When the Bobcats and Jazz played a week and a half ago, Jefferson got a fun letter from a former teammate. This time around, Big Al was the recipient of a loud and friendly ovation in his former NBA home.
“I know he liked it here a lot,” Bobcats coach Steve Clifford said, “and he appreciates the fans.”
While that remains true, the affable Jefferson wasn’t in much of a talkative mood after playing and losing to the Jazz for the second time in a 10-day period.
It’s no wonder, really.
In the Dec. 21 defeat in Charlotte, Jefferson missed a couple of putback attempts in the final 13 seconds of the Jazz's 88-85 win.
On Monday, Jefferson tied the game midway through the fourth quarter after his Bobcats nullified a 14-point Jazz lead before falling 83-80. During his 18-point, 10-rebound night, the 6-10 center then hit a couple of baskets to keep Charlotte right there down the stretch.
But Big Al’s go-ahead push shot with 43 seconds remaining was off and his game-tying 3-point attempt with 10 seconds left clanged away, giving Jazz fans who’d cheered for him earlier a much different reason to scream in approval.
“Just missed some easy shots, especially the one I missed when we were down one,” Jefferson said. “We dug ourselves in a deep hole and had to fight all the way back. They made some tough shots down the stretch. They wanted it more than we did.”
It figures. Guys do get up to play against playoff teams, which the 14-18 Bobcats are in position to be thanks to the top-heavy Eastern Conference.
Although that record isn’t anything to go nuts about, Jefferson’s play this season has helped the Bobcats transform into one of the better teams in the East (for what that’s worth).
Not only that, but Big Al’s 289-pound presence in the paint has been one of the key factors in Charlotte becoming one of the NBA’s stingiest squads.

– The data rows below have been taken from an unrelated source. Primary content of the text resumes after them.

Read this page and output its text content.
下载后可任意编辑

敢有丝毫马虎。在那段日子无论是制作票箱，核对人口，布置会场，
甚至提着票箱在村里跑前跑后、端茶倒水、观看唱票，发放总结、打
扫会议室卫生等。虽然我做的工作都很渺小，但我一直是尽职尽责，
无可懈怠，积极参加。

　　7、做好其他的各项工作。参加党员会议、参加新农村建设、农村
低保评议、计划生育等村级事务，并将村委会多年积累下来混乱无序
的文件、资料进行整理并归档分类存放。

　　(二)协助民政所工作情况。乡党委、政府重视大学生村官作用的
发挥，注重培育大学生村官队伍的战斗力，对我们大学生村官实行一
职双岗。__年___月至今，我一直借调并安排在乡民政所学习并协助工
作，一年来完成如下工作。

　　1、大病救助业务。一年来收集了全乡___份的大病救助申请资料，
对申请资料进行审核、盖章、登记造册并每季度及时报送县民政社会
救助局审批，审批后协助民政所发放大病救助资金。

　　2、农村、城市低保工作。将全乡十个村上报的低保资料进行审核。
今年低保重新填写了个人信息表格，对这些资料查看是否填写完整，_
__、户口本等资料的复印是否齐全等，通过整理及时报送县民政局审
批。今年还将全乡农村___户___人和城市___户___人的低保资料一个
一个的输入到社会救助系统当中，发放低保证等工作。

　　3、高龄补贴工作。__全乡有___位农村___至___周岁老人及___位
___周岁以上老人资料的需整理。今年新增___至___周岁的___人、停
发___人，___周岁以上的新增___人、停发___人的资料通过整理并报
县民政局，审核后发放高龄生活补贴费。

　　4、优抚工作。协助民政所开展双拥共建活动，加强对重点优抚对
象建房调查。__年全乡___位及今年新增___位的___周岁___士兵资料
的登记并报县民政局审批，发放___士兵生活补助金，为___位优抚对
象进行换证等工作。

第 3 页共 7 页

Charlotte entered Monday’s game allowing opponents to score just 93.4 points per game, which is the third-lowest in the NBA and vastly better than the 102.7 ppg the Bobcats allowed a season ago.

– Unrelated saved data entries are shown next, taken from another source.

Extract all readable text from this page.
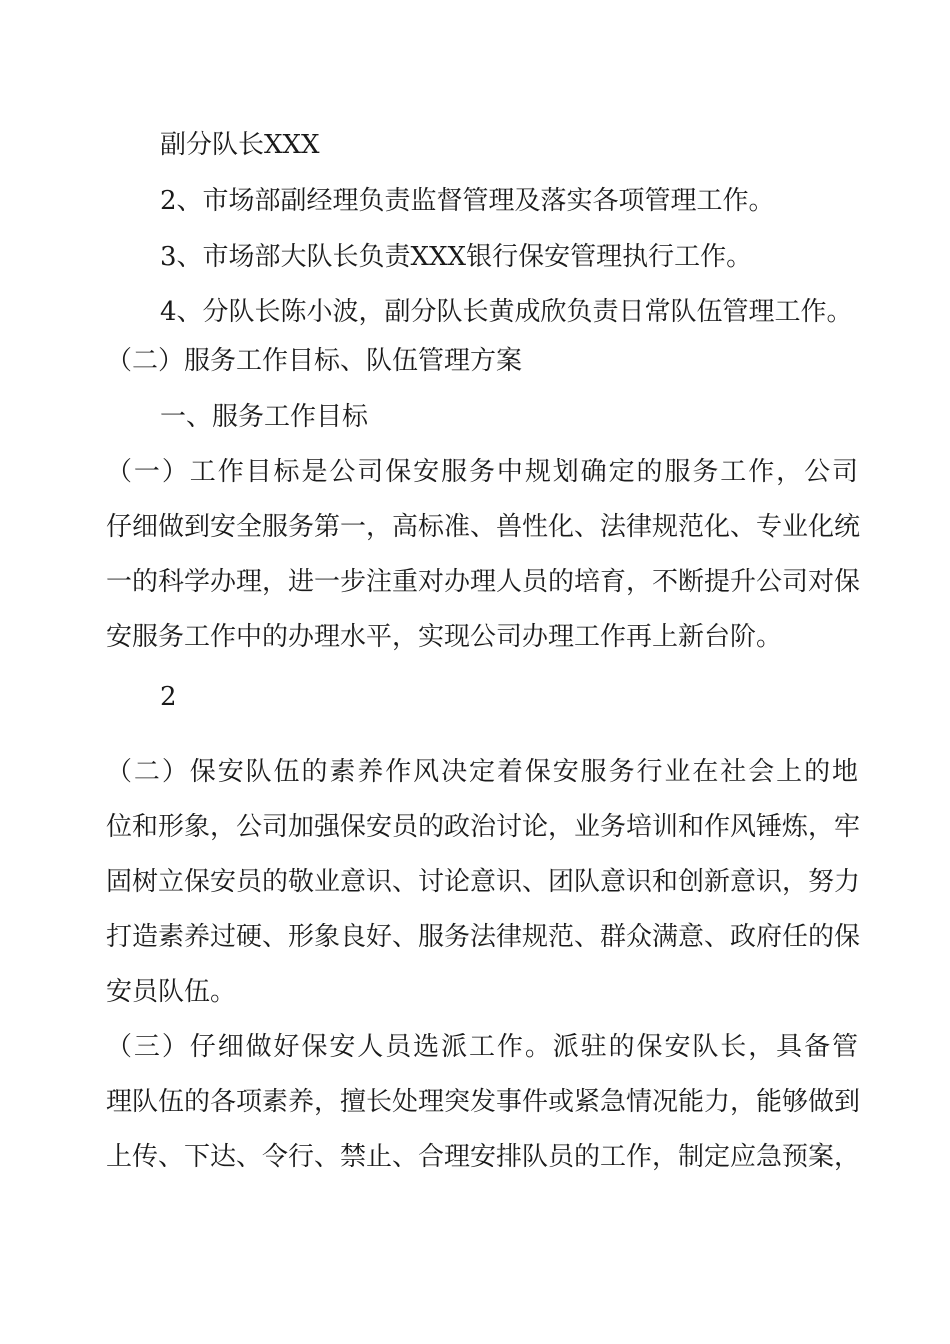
副分队长XXX

2、市场部副经理负责监督管理及落实各项管理工作。

3、市场部大队长负责XXX银行保安管理执行工作。

4、分队长陈小波，副分队长黄成欣负责日常队伍管理工作。

（二）服务工作目标、队伍管理方案

一、服务工作目标

（一）工作目标是公司保安服务中规划确定的服务工作，公司

仔细做到安全服务第一，高标准、兽性化、法律规范化、专业化统

一的科学办理，进一步注重对办理人员的培育，不断提升公司对保

安服务工作中的办理水平，实现公司办理工作再上新台阶。

2

（二）保安队伍的素养作风决定着保安服务行业在社会上的地

位和形象，公司加强保安员的政治讨论，业务培训和作风锤炼，牢

固树立保安员的敬业意识、讨论意识、团队意识和创新意识，努力

打造素养过硬、形象良好、服务法律规范、群众满意、政府任的保

安员队伍。

（三）仔细做好保安人员选派工作。派驻的保安队长，具备管

理队伍的各项素养，擅长处理突发事件或紧急情况能力，能够做到

上传、下达、令行、禁止、合理安排队员的工作，制定应急预案，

Through 31 games, the Bobcats have held opponents to less than 100 points 24 times, including both games against Utah. That’s tied for second-best in the NBA.

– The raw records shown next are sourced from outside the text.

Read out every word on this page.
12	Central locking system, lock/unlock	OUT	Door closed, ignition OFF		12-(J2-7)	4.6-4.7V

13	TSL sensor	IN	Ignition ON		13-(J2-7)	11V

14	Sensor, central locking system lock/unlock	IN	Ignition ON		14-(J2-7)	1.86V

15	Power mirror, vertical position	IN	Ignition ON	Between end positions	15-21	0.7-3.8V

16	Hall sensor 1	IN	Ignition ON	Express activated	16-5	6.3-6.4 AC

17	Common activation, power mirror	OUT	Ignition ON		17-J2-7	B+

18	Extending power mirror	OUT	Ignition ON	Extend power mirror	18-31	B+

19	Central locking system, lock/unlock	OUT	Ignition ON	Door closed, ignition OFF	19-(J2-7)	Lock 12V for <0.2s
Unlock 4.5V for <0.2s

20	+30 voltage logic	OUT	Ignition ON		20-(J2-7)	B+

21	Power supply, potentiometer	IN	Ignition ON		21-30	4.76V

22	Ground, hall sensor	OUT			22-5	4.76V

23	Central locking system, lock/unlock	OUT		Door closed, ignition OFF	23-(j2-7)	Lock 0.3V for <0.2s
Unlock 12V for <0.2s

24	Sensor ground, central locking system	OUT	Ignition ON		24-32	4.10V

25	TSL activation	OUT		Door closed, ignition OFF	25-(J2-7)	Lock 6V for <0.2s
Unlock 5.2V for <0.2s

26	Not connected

And, get this, the Bobcats are ranked No. 2 in the NBA for allowing the fewest points in the paint (38.5).
Everyone knew he could put points up, which he did while leading Utah in scoring (18.5 ppg) while sporting a Jazz uniform from 2010-13. And Jefferson was among the league’s better rebounders (9.5 rpg) while playing at ESA.
But these Charlotte stats — and Jefferson’s contributions on that side of the court — might come as a huge shock to Jazz fans who spent the past three seasons bemoaning Big Al’s defense.
Even Jefferson is somewhat surprised.
“I never thought that my name would be a part of the being the anchor of one of the best top defensive team in the league,” he said. “That really makes me feel good, but it’s a team effort.”
And Clifford credits Big Al for being a key factor in that team effort. But how’s that possible, considering Jefferson’s reputation gained the previous nine years as a one-sided NBA player?